Thanks for the explanation, on the strength of which I found a way to deal with this correctly.

I made `intrinsics1.c` that has `#include <intrin.h>` and contains an actual function for each missing intrinsic; e.g. for the missing __shiftright128 it has
```C
unsigned __int64 D__shiftright128(
   unsigned __int64 LowPart,
   unsigned __int64 HighPart,
   unsigned char Shift
)
{ return __shiftright128(LowPart, HighPart, Shift); }

```
where I got the prototypes from this [list of intrinsics](https://learn.microsoft.com/en-us/cpp/intrinsics/alphabetical-listing-of-intrinsic-functions?view=msvc-170).

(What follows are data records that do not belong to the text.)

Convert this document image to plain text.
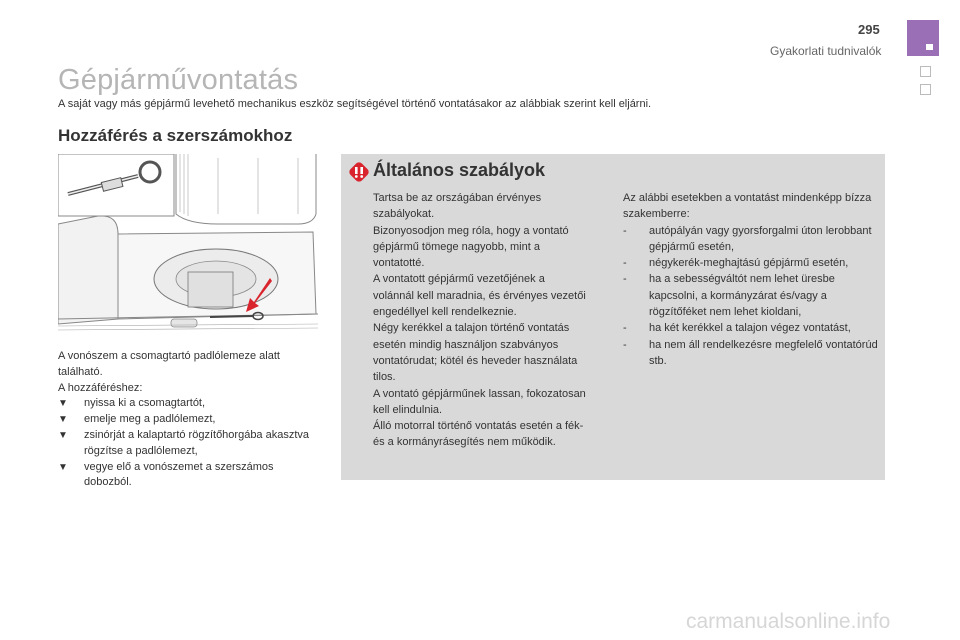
295
Gyakorlati tudnivalók
Gépjárművontatás
A saját vagy más gépjármű levehető mechanikus eszköz segítségével történő vontatásakor az alábbiak szerint kell eljárni.
Hozzáférés a szerszámokhoz

A vonószem a csomagtartó padlólemeze alatt található.

A hozzáféréshez:

▼ nyissa ki a csomagtartót,
▼ emelje meg a padlólemezt,
▼ zsinórját a kalaptartó rögzítőhorgába akasztva rögzítse a padlólemezt,
▼ vegye elő a vonószemet a szerszámos dobozból.
Általános szabályok

Tartsa be az országában érvényes szabályokat.

Bizonyosodjon meg róla, hogy a vontató gépjármű tömege nagyobb, mint a vontatotté.

A vontatott gépjármű vezetőjének a volánnál kell maradnia, és érvényes vezetői engedéllyel kell rendelkeznie.

Négy kerékkel a talajon történő vontatás esetén mindig használjon szabványos vontatórudat; kötél és heveder használata tilos.

A vontató gépjárműnek lassan, fokozatosan kell elindulnia.

Álló motorral történő vontatás esetén a fék- és a kormányrásegítés nem működik.

Az alábbi esetekben a vontatást mindenképp bízza szakemberre:

- autópályán vagy gyorsforgalmi úton lerobbant gépjármű esetén,
- négykerék-meghajtású gépjármű esetén,
- ha a sebességváltót nem lehet üresbe kapcsolni, a kormányzárat és/vagy a rögzítőféket nem lehet kioldani,
- ha két kerékkel a talajon végez vontatást,
- ha nem áll rendelkezésre megfelelő vontatórúd stb.
carmanualsonline.info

Compiling this with MSVC `cl -c intrinsics1.c` produces a COFF object `intrinsics1.obj` containing an actual function to link to for each intrinsic. So this stage writes the code so we don't have to.

As a matter of necessity, the names of the functions in `intrinsics1.c` representing the MSVC intrinsics are not the same as their actual names. By my convention above they are prefixed with "D". Now we could simply write an extern(C) D function in a module say `vcintrinsics.d`, that has exactly the intrinsic's name, and calls the "D" prefixed function linked from `intrinsics1.obj`, e.g. for the above example `vcintrinsics.d` could contain
```D
extern(C):

extern ulong D__shiftright128(ulong LowPart, ulong HighPart, ubyte Shift);

ulong __shiftright128(ulong LowPart, ulong HighPart, ubyte Shift){
    return D__shiftright128(LowPart, HighPart, Shift);
}
```
As DMD doesn't know of these intrinsics, it won't complain about defining a function with exactly the same name as an intrinsic so as to implement that intrinsic as an actual function, solving the problem. `dmd -lib vcintrinsics.d intrinsics1.obj` then produces a library that resolves the linkage issue.

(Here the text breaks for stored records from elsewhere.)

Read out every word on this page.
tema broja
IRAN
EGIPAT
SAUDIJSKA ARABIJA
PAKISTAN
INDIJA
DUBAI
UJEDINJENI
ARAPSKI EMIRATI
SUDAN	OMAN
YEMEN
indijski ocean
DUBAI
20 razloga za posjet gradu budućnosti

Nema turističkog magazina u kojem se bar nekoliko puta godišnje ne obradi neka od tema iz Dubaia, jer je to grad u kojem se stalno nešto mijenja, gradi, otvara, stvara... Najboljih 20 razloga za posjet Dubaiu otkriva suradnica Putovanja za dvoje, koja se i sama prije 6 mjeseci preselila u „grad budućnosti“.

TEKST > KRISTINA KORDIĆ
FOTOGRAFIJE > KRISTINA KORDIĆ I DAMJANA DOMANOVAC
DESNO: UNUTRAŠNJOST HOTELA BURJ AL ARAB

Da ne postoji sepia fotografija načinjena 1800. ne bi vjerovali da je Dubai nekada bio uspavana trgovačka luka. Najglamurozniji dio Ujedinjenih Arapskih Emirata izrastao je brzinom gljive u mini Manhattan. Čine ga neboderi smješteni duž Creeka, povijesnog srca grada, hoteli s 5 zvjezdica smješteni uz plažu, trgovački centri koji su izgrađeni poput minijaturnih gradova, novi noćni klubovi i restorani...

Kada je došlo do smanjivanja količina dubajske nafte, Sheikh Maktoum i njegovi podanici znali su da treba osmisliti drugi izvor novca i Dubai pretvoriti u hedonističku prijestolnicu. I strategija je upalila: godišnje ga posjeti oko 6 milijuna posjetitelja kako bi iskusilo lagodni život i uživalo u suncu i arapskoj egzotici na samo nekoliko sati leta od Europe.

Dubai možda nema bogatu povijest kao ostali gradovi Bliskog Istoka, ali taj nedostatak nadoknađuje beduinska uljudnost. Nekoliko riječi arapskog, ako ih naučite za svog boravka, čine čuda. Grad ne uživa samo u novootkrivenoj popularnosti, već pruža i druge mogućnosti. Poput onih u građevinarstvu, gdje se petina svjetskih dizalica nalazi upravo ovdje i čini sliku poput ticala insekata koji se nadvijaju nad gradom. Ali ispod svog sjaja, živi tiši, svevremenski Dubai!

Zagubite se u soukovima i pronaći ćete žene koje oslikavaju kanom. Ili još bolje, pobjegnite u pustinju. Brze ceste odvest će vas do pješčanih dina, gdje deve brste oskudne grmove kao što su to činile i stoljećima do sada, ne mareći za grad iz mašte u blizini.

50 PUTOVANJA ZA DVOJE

An alternative not involving having two function calls to implement an intrinsic is to compile `intrinsics1.c` with MSVC into a DLL, and using a DEF file that renames the exports just like part of the solution [here](https://forum.dlang.org/post/ruupyklfkrvnjtker...@forum.dlang.org) make those functions available under their original names when linking to its import library.

A lot of both of the above is boilerplate and can be automated. It would be even nicer if the MSVC tools could be persuaded to proceed in a similar way with DEF file renaming when building a static library, but I have not succeeded in making this happen. Anyone?